English Vowel Pronunciation
In articulating vowels lips can be:
- neutral (in the [æ], [a], [a:], [e:], [ә] monophthongs and the [ai], [au], [eә] diphthongs’ 1st elements)
- spread (in [e], [i:], [i] and [ei], [iә])
- rounded (in [u:], [u], [o:], [o] and [uә], [әu], [oi]).
English rounded vowels feature a flat lip shape.
In word beginnings English vowels feature a loose start and weak articulation without a glottal stop. The glottal stop is a glottal plosion like a slight cough created in closing and quickly opening the vocal cords.
In word stress, vowel length can change especially in long monophthongs and diphthongs. Positional vowel length depends on some factors.

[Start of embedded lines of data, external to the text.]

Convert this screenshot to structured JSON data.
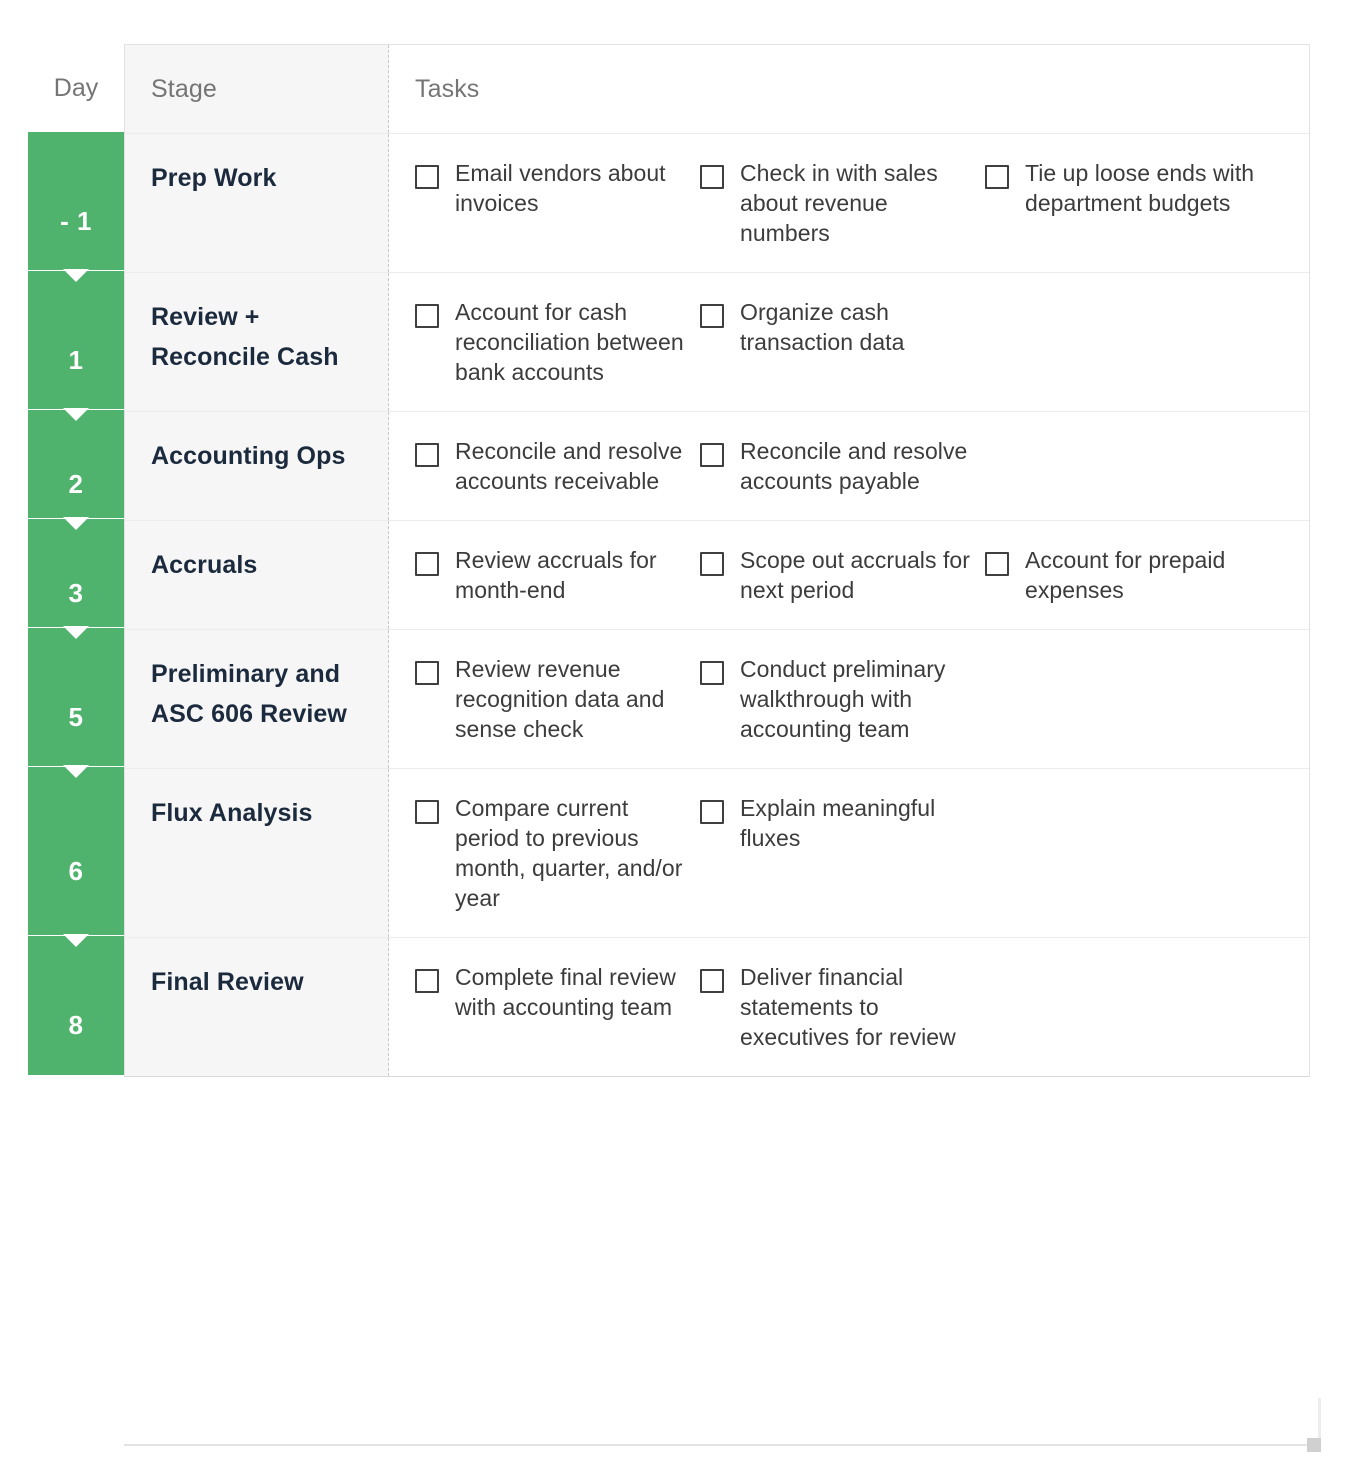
{
  "headers": {
    "day": "Day",
    "stage": "Stage",
    "tasks": "Tasks"
  },
  "colors": {
    "rail_green": "#4fb26d",
    "stage_cell_bg": "#f6f6f6",
    "header_text": "#757575",
    "stage_text": "#1b2a3d",
    "task_text": "#3c3c3c",
    "checkbox_border": "#3f3f3f"
  },
  "rows": [
    {
      "day": "- 1",
      "stage": "Prep Work",
      "tasks": [
        "Email vendors about invoices",
        "Check in with sales about revenue numbers",
        "Tie up loose ends with department budgets"
      ]
    },
    {
      "day": "1",
      "stage": "Review + Reconcile Cash",
      "tasks": [
        "Account for cash reconciliation between bank accounts",
        "Organize cash transaction data"
      ]
    },
    {
      "day": "2",
      "stage": "Accounting Ops",
      "tasks": [
        "Reconcile and resolve accounts receivable",
        "Reconcile and resolve accounts payable"
      ]
    },
    {
      "day": "3",
      "stage": "Accruals",
      "tasks": [
        "Review accruals for month-end",
        "Scope out accruals for next period",
        "Account for prepaid expenses"
      ]
    },
    {
      "day": "5",
      "stage": "Preliminary and ASC 606 Review",
      "tasks": [
        "Review revenue recognition data and sense check",
        "Conduct preliminary walkthrough with accounting team"
      ]
    },
    {
      "day": "6",
      "stage": "Flux Analysis",
      "tasks": [
        "Compare current period to previous month, quarter, and/or year",
        "Explain meaningful fluxes"
      ]
    },
    {
      "day": "8",
      "stage": "Final Review",
      "tasks": [
        "Complete final review with accounting team",
        "Deliver financial statements to executives for review"
      ]
    }
  ]
}
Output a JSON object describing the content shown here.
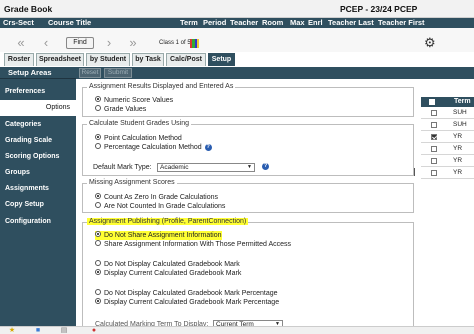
{
  "app_title": "Grade Book",
  "period_title": "PCEP - 23/24 PCEP",
  "column_headers": [
    "Crs-Sect",
    "Course Title",
    "Term",
    "Period",
    "Teacher",
    "Room",
    "Max",
    "Enrl",
    "Teacher Last",
    "Teacher First"
  ],
  "nav": {
    "find_label": "Find",
    "class_indicator": "Class 1 of 5"
  },
  "tabs": [
    "Roster",
    "Spreadsheet",
    "by Student",
    "by Task",
    "Calc/Post",
    "Setup"
  ],
  "sidebar": {
    "header": "Setup Areas",
    "items": [
      "Preferences",
      "Options",
      "Categories",
      "Grading Scale",
      "Scoring Options",
      "Groups",
      "Assignments",
      "Copy Setup",
      "Configuration"
    ]
  },
  "toolbar": {
    "reset_label": "Reset",
    "submit_label": "Submit"
  },
  "results_group": {
    "legend": "Assignment Results Displayed and Entered As",
    "options": [
      "Numeric Score Values",
      "Grade Values"
    ]
  },
  "calc_group": {
    "legend": "Calculate Student Grades Using",
    "options": [
      "Point Calculation Method",
      "Percentage Calculation Method"
    ],
    "default_mark_label": "Default Mark Type:",
    "default_mark_value": "Academic"
  },
  "missing_group": {
    "legend": "Missing Assignment Scores",
    "options": [
      "Count As Zero In Grade Calculations",
      "Are Not Counted In Grade Calculations"
    ]
  },
  "publish_group": {
    "legend": "Assignment Publishing (Profile, ParentConnection)",
    "options": [
      "Do Not Share Assignment Information",
      "Share Assignment Information With Those Permitted Access",
      "Do Not Display Calculated Gradebook Mark",
      "Display Current Calculated Gradebook Mark",
      "Do Not Display Calculated Gradebook Mark Percentage",
      "Display Current Calculated Gradebook Mark Percentage"
    ],
    "partial_label": "Calculated Marking Term To Display:",
    "partial_select": "Current Term"
  },
  "term_table": {
    "header": "Term",
    "rows": [
      {
        "term": "SUH",
        "checked": false
      },
      {
        "term": "SUH",
        "checked": false
      },
      {
        "term": "YR",
        "checked": true
      },
      {
        "term": "YR",
        "checked": false
      },
      {
        "term": "YR",
        "checked": false
      },
      {
        "term": "YR",
        "checked": false
      }
    ]
  },
  "colors": {
    "header_bg": "#2f4f5f",
    "highlight": "#ffff33",
    "help_icon": "#2a5db0"
  }
}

The same sound is pronounced longest at word ends, shortens before voiced consonants and shortens most before voiceless consonants. But its quality stays the same as in “knee-need-niece” [ni:-ni:d-ni:s], “pie-pine-pipe” [pai-pain-paip]. In short vowels, positional length changes are deepest in [æ] prolonged before voiced consonants especially [b], [d], [g].
The same vowel sounds longer when stressed as in “Carl” [ka:l] – “carnation” [ka:’nei∫n].

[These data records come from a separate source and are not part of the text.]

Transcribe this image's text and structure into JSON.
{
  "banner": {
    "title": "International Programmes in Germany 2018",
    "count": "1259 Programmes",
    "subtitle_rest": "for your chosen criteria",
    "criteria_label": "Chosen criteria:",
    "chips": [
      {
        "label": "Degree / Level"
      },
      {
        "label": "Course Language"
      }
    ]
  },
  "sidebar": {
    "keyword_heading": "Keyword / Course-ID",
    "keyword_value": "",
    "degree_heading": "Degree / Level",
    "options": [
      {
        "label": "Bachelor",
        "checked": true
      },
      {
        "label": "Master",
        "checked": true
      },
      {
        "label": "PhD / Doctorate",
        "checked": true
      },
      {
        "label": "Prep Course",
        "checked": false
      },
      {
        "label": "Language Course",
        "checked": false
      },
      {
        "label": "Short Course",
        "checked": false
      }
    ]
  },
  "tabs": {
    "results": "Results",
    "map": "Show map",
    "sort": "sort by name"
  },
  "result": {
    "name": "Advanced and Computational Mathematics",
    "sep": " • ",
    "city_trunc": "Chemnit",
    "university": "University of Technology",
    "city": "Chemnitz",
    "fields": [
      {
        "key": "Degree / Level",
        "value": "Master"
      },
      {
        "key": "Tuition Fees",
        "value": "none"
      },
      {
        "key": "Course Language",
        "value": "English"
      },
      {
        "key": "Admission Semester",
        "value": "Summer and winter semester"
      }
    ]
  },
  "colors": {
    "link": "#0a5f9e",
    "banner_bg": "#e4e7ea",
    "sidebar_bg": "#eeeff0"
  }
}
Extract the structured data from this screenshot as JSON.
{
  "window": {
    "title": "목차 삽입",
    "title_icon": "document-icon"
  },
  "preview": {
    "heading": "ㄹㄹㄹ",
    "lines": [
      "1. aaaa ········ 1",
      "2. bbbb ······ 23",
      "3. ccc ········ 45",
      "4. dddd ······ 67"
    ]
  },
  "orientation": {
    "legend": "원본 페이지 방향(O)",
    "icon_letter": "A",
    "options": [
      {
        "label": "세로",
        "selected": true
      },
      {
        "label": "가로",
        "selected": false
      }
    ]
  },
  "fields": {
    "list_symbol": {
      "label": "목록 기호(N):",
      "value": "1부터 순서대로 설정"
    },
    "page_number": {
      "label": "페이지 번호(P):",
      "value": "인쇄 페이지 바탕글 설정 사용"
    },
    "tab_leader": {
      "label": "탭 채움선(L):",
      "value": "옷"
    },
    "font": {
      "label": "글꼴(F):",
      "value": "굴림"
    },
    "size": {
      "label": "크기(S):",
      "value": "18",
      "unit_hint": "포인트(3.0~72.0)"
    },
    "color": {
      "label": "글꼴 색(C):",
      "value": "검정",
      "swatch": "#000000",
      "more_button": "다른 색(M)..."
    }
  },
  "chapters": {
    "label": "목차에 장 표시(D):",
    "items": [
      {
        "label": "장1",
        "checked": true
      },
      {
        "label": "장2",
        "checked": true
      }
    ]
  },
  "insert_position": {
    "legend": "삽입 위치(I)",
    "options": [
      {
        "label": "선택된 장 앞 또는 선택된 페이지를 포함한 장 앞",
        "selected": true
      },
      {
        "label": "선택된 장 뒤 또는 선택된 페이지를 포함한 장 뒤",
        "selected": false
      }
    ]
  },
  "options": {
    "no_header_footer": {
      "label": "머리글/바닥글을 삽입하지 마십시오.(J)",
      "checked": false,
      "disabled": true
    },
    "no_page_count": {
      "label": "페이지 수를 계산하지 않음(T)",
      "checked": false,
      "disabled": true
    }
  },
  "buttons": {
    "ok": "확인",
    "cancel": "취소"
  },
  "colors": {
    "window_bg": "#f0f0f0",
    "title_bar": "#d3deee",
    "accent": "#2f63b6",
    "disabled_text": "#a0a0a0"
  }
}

Vowel length also depends on a stressed syllable tone. A low fall tone syllable sounds shorter while a low rise prolongs it as in “May” [˛mei]-[¸mei]. Stressed vowels in words pronounced with a complex tone ending (like a fall-rise) sound longer – [ˇmei].
The [ә] monophthong is a neutral vowel of unclear quality, quite different from the rest vowel timbres. It’s pronounced only in unstressed syllables and differs as to word position. At the beginning it’s not prolonged. In words with the ending “r” (-er, -or, -ar, -ure) it sounds longer like [a] than at the beginning.

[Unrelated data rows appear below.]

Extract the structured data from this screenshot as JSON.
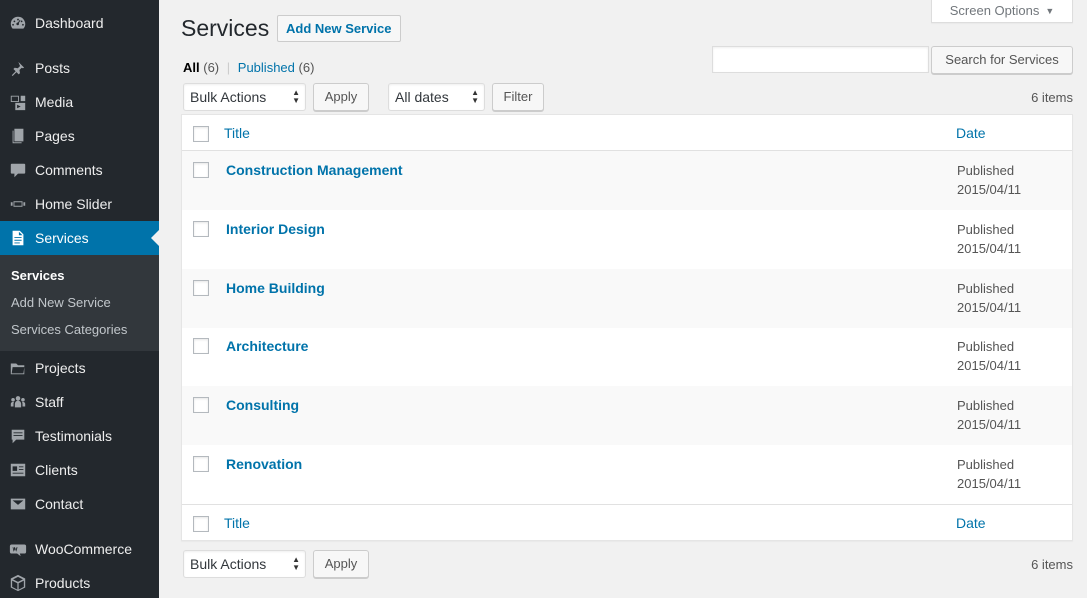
{
  "sidebar": {
    "items": [
      {
        "label": "Dashboard",
        "icon": "dashboard-icon"
      },
      {
        "label": "Posts",
        "icon": "pin-icon"
      },
      {
        "label": "Media",
        "icon": "media-icon"
      },
      {
        "label": "Pages",
        "icon": "pages-icon"
      },
      {
        "label": "Comments",
        "icon": "comment-icon"
      },
      {
        "label": "Home Slider",
        "icon": "slider-icon"
      },
      {
        "label": "Services",
        "icon": "document-icon"
      },
      {
        "label": "Projects",
        "icon": "folder-icon"
      },
      {
        "label": "Staff",
        "icon": "groups-icon"
      },
      {
        "label": "Testimonials",
        "icon": "testimonial-icon"
      },
      {
        "label": "Clients",
        "icon": "id-card-icon"
      },
      {
        "label": "Contact",
        "icon": "email-icon"
      },
      {
        "label": "WooCommerce",
        "icon": "woo-icon"
      },
      {
        "label": "Products",
        "icon": "product-box-icon"
      }
    ],
    "submenu": [
      "Services",
      "Add New Service",
      "Services Categories"
    ]
  },
  "header": {
    "title": "Services",
    "add_new": "Add New Service",
    "screen_options": "Screen Options"
  },
  "filters": {
    "all_label": "All",
    "all_count": "(6)",
    "separator": "|",
    "published_label": "Published",
    "published_count": "(6)"
  },
  "search": {
    "value": "",
    "button": "Search for Services"
  },
  "toolbar": {
    "bulk_actions": "Bulk Actions",
    "apply": "Apply",
    "dates": "All dates",
    "filter": "Filter",
    "items_count": "6 items"
  },
  "table": {
    "col_title": "Title",
    "col_date": "Date",
    "rows": [
      {
        "title": "Construction Management",
        "status": "Published",
        "date": "2015/04/11"
      },
      {
        "title": "Interior Design",
        "status": "Published",
        "date": "2015/04/11"
      },
      {
        "title": "Home Building",
        "status": "Published",
        "date": "2015/04/11"
      },
      {
        "title": "Architecture",
        "status": "Published",
        "date": "2015/04/11"
      },
      {
        "title": "Consulting",
        "status": "Published",
        "date": "2015/04/11"
      },
      {
        "title": "Renovation",
        "status": "Published",
        "date": "2015/04/11"
      }
    ]
  },
  "colors": {
    "sidebar_bg": "#23282d",
    "accent": "#0073aa",
    "submenu_bg": "#32373c"
  }
}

English help (auxiliary) words are usually unstressed. However sometimes help words may keep their full-sound articulation, thus pronounced in its strong form – in isolation and logical/rhythmic emphasis with phrase stress. Unstressed position changes English vowel quality in help words by shortening.
This reduction (vowel shortening) may be
- qualitative (weakening a vowel, changing its quality and neutralizing it)
- quantitative (reducing a vowel)
- zero (removing a vowel, sometimes a consonant).
Reduced forms are called weak.
- strong forms (as in “she” [∫i:], “you” [ju:], “at” [æt]. “Have you read it?” [‘hæv ju· ¸red it])
- weak forms (as in “she” [∫i·, ∫i], “you” [ju·, ju], “at” [әt], “I’ve read it” [aiv ˛red it].
Reduction degree and its form choice depend on speech tempo and style.
“There Is/Are” Pronunciation
In “there is/are” sentences stress typically falls on a following thing existing somewhere. The introductory “there” is unstressed, usually reduced with the neutral vowel – [ðә] or [ðeә] in slow speech. The full form features the linking [r] – “there is” [ðeriz], “there are” [ðerә]. In the singular reduced form [r] disappears – “there’s” [ðәz]. The plural reduced form sounds the same with its full form – “there’re” [ðerә].